Alors, y a-t-il un rétablissement pour les personnes atteintes de maladie mentale? Je crois fermement au rétablissement, mais il s’agit davantage d’un voyage de rétablissement, pas d’une destination, car il n’y a pas de remède ou de guérison magique. Je continue à partager parce que sans parler de la maladie mentale et de ses défis, il ne peut y avoir de compréhension de la façon d’offrir de l’aide et de l’espoir.

Puisque c’est le Mois de la sensibilisation à la santé mentale, chacun de nous doit se demander : « Comment puis-je tendre la main aux personnes dans le besoin ? Comment puis-je aider à mettre fin à la stigmatisation et entamer la conversation sur la maladie mentale ? »

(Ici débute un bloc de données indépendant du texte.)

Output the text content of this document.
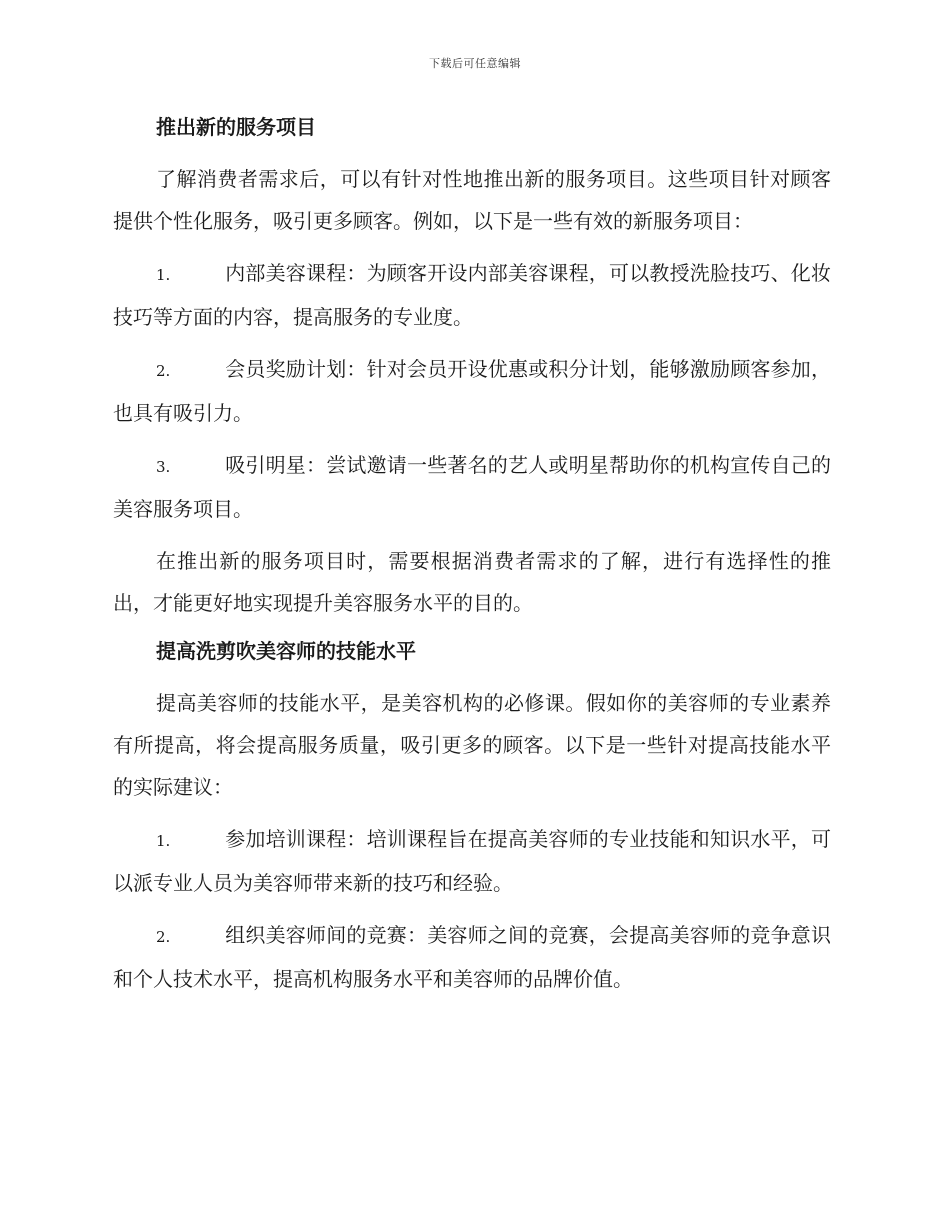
下载后可任意编辑
推出新的服务项目

了解消费者需求后，可以有针对性地推出新的服务项目。这些项目针对顾客提供个性化服务，吸引更多顾客。例如，以下是一些有效的新服务项目：

1.	内部美容课程：为顾客开设内部美容课程，可以教授洗脸技巧、化妆技巧等方面的内容，提高服务的专业度。

2.	会员奖励计划：针对会员开设优惠或积分计划，能够激励顾客参加，也具有吸引力。

3.	吸引明星：尝试邀请一些著名的艺人或明星帮助你的机构宣传自己的美容服务项目。

在推出新的服务项目时，需要根据消费者需求的了解，进行有选择性的推出，才能更好地实现提升美容服务水平的目的。

提高洗剪吹美容师的技能水平

提高美容师的技能水平，是美容机构的必修课。假如你的美容师的专业素养有所提高，将会提高服务质量，吸引更多的顾客。以下是一些针对提高技能水平的实际建议：

1.	参加培训课程：培训课程旨在提高美容师的专业技能和知识水平，可以派专业人员为美容师带来新的技巧和经验。

2.	组织美容师间的竞赛：美容师之间的竞赛，会提高美容师的竞争意识和个人技术水平，提高机构服务水平和美容师的品牌价值。
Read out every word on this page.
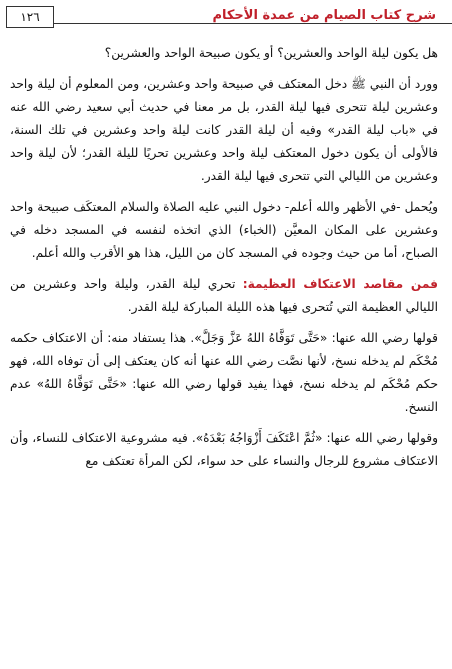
شرح كتاب الصيام من عمدة الأحكام
١٢٦

هل يكون ليلة الواحد والعشرين؟ أو يكون صبيحة الواحد والعشرين؟

وورد أن النبي ﷺ دخل المعتكف في صبيحة واحد وعشرين، ومن المعلوم أن ليلة واحد وعشرين ليلة تتحرى فيها ليلة القدر، بل مر معنا في حديث أبي سعيد رضي الله عنه في «باب ليلة القدر» وفيه أن ليلة القدر كانت ليلة واحد وعشرين في تلك السنة، فالأولى أن يكون دخول المعتكف ليلة واحد وعشرين تحريًا لليلة القدر؛ لأن ليلة واحد وعشرين من الليالي التي تتحرى فيها ليلة القدر.

ويُحمل -في الأظهر والله أعلم- دخول النبي عليه الصلاة والسلام المعتكَف صبيحة واحد وعشرين على المكان المعيَّن (الخباء) الذي اتخذه لنفسه في المسجد دخله في الصباح، أما من حيث وجوده في المسجد كان من الليل، هذا هو الأقرب والله أعلم.

فمن مقاصد الاعتكاف العظيمة: تحري ليلة القدر، وليلة واحد وعشرين من الليالي العظيمة التي تُتحرى فيها هذه الليلة المباركة ليلة القدر.

قولها رضي الله عنها: «حَتَّى تَوَفَّاهُ اللهُ عَزَّ وَجَلَّ». هذا يستفاد منه: أن الاعتكاف حكمه مُحْكَم لم يدخله نسخ، لأنها نصَّت رضي الله عنها أنه كان يعتكف إلى أن توفاه الله، فهو حكم مُحْكَم لم يدخله نسخ، فهذا يفيد قولها رضي الله عنها: «حَتَّى تَوَفَّاهُ اللهُ» عدم النسخ.

وقولها رضي الله عنها: «ثُمَّ اعْتَكَفَ أَزْوَاجُهُ بَعْدَهُ». فيه مشروعية الاعتكاف للنساء، وأن الاعتكاف مشروع للرجال والنساء على حد سواء، لكن المرأة تعتكف مع
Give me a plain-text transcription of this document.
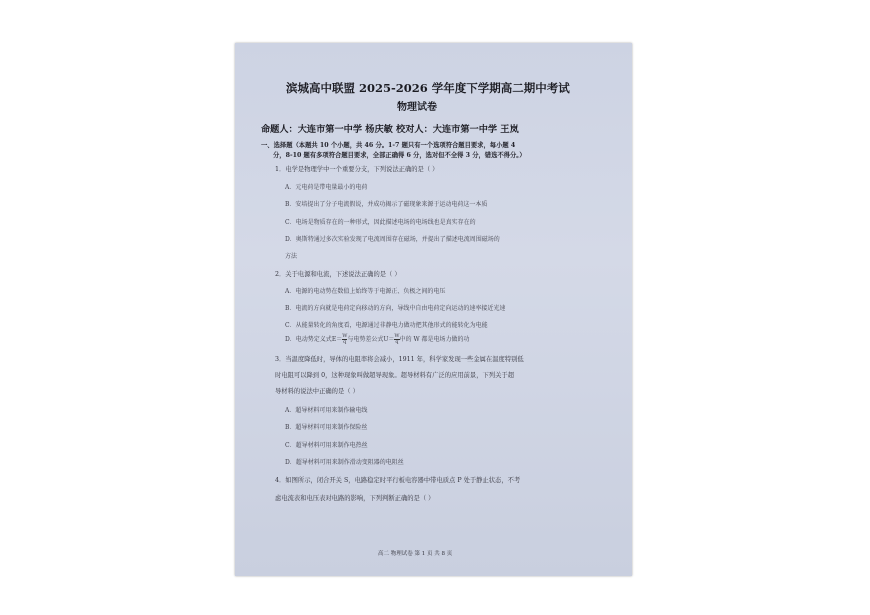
滨城高中联盟 2025-2026 学年度下学期高二期中考试
物理试卷
命题人：大连市第一中学 杨庆敏 校对人：大连市第一中学 王岚
一、选择题（本题共 10 个小题，共 46 分。1-7 题只有一个选项符合题目要求，每小题 4
分，8-10 题有多项符合题目要求，全部正确得 6 分，选对但不全得 3 分，错选不得分。）
1．电学是物理学中一个重要分支，下列说法正确的是（ ）
A．元电荷是带电量最小的电荷
B．安培提出了分子电流假说，并成功揭示了磁现象来源于运动电荷这一本质
C．电场是物质存在的一种形式，因此描述电场的电场线也是真实存在的
D．奥斯特通过多次实验发现了电流周围存在磁场，并提出了描述电流周围磁场的
方法
2．关于电源和电流，下述说法正确的是（ ）
A．电源的电动势在数值上始终等于电源正、负极之间的电压
B．电流的方向就是电荷定向移动的方向，导线中自由电荷定向运动的速率接近光速
C．从能量转化的角度看，电源通过非静电力做功把其他形式的能转化为电能
D．电动势定义式$E= \frac{W}{q}$ 与电势差公式$U= \frac{W}{q}$ 中的 W 都是电场力做的功
3．当温度降低时，导体的电阻率将会减小，1911 年，科学家发现一些金属在温度特别低
时电阻可以降到 0，这种现象叫做超导现象。超导材料有广泛的应用前景，下列关于超
导材料的说法中正确的是（ ）
A．超导材料可用来制作输电线
B．超导材料可用来制作保险丝
C．超导材料可用来制作电热丝
D．超导材料可用来制作滑动变阻器的电阻丝
4．如图所示，闭合开关 S，电路稳定时平行板电容器中带电质点 P 处于静止状态，不考
虑电流表和电压表对电路的影响，下列判断正确的是（ ）
高二 物理试卷 第 1 页 共 8 页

En entamant une conversation dans sa famille ou dans un café avec des amis ou ailleurs, on peut oser se soucier et oser offrir une lueur d’espoir. Il y a de l’espoir. Il existe un moyen de se rétablir. Nous avons juste besoin d’ouvrir les yeux et d’être courageux. Nous devons aller au-delà de notre zone de confort et faire un pas hors de notre porte dans le vaste monde de la connaissance et de la compassion.

Grâce à sa section d’opinion, le Kansas Reflector travaille à amplifier les voix des personnes qui sont affectées par les politiques publiques ou exclues du débat public. Trouvez des informations, y compris comment soumettre votre propre commentaire, ici.